Fascia media (da 30 a 100 euro)

I giocattoli di fascia media hanno un elemento in comune: crescono nelle dimensioni e si fanno più complessi a livello costruttivo. Pensiamo, ad esempio, ai coloratissimi giochi didattici per bambini Smoby, fra cui la Cucina di Nonna Pina 44 Gatti, pensata per bimbi da 18 mesi in su. Curata nel design e ben rifinita, si arricchisce di tanti accessori e, addirittura, di un mini lavandino. Sempre da Smoby, arriva il banco scuola Smoby Activity, provvisto di sgabello e lavagna basculante.
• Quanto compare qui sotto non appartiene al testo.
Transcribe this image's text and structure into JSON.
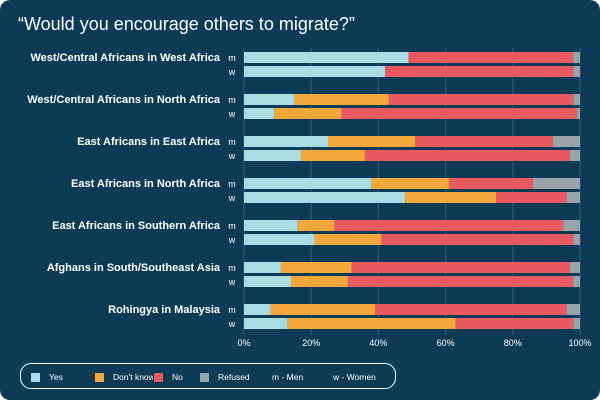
{
  "chart_data": {
    "type": "bar",
    "orientation": "horizontal",
    "stacked": true,
    "title": "“Would you encourage others to migrate?”",
    "xlim": [
      0,
      100
    ],
    "xticks": [
      "0%",
      "20%",
      "40%",
      "60%",
      "80%",
      "100%"
    ],
    "grid": "vertical",
    "legend_position": "bottom-left",
    "categories": [
      "West/Central Africans in West Africa",
      "West/Central Africans in North Africa",
      "East Africans in East Africa",
      "East Africans in North Africa",
      "East Africans in Southern Africa",
      "Afghans in South/Southeast Asia",
      "Rohingya in Malaysia"
    ],
    "sub_labels": [
      "m",
      "w"
    ],
    "colors": {
      "Yes": "#a8dde6",
      "Don't know": "#f2a83b",
      "No": "#e85a5f",
      "Refused": "#9aa4ab",
      "background": "#0d3b56"
    },
    "series": [
      {
        "name": "Yes",
        "values_m": [
          49,
          15,
          25,
          38,
          16,
          11,
          8
        ],
        "values_w": [
          42,
          9,
          17,
          48,
          21,
          14,
          13
        ]
      },
      {
        "name": "Don't know",
        "values_m": [
          0,
          28,
          26,
          23,
          11,
          21,
          31
        ],
        "values_w": [
          0,
          20,
          19,
          27,
          20,
          17,
          50
        ]
      },
      {
        "name": "No",
        "values_m": [
          49,
          55,
          41,
          25,
          68,
          65,
          57
        ],
        "values_w": [
          56,
          70,
          61,
          21,
          57,
          67,
          35
        ]
      },
      {
        "name": "Refused",
        "values_m": [
          2,
          2,
          8,
          14,
          5,
          3,
          4
        ],
        "values_w": [
          2,
          1,
          3,
          4,
          2,
          2,
          2
        ]
      }
    ]
  },
  "legend": {
    "items": [
      "Yes",
      "Don't know",
      "No",
      "Refused"
    ],
    "notes": [
      "m - Men",
      "w - Women"
    ]
  }
}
Come la maggior parte dei giocattoli in legno, si mostra estremamente solido e sicuro, indirizzandosi a bimbi di 3 anni o più. Ancora all’interno di questa fascia d’età, abbiamo selezionato due giocattoli molto differenti ma ugualmente divertenti, entrambi rivolti al pubblico femminile. La scatola LOL Surprise O.M.G. di Giochi Preziosi è uno dei più gettonati perché contiene una bambola LOL a sorpresa, con tanto di numerosi accessori aggiuntivi. Ma anche il Vorwerk Folletto di Grandi Giochi è in grado di regalare ore ed ore di svago, emulando le attività degli adulti. Riproduzione fedelissima dell’originale, l’aspirapolvere per eccellenza si mostra perfettamente funzionante, con tanto di velocità regolabili, led lampeggianti e filtro estraibile. Spostandoci nell’universo dei giochi per bambini, non possiamo non consigliare il Mega Camion dei Pompieri di Marshall, appartenente alla serie Paw Patrol. Anche in questo caso, si tratta di un giocattolo estremamente realistico che integra anche una scala allungabile, oltre a contare su luci e suoni ben riprodotti. Inoltre, un apposito pulsante permette di sparare getti d’acqua. Se questo prodotto si rivolge a bimbi di 3 anni o più, la Pista Polistil Sorpasso è, invece, pensata per la fascia d’età 5/8 anni. Parliamo di un tracciato da Formula 1 dalla lunghezza superiore ai cinque metri. Compresi nella confezione sono due veicoli con cui è possibile sfidarsi o gareggiare contro il pilota automatico. E chiudiamo la nostra selezione di fascia media con un giocattolo ispirato ad uno dei videogames più amati in assoluto: Fortnite. Nerf Fortnite AR-L, infatti, è la riproduzione perfetta del celebre fucile utilizzato nel gioco. Funzionante a batteria, spara dardi di gomma morbida estremamente sicuri. Grande e colorato, è ideale per bambini di età uguale o superiore agli 8 anni.
(Dati aggiornati a ottobre 2019 e soggetti a variazione nel tempo)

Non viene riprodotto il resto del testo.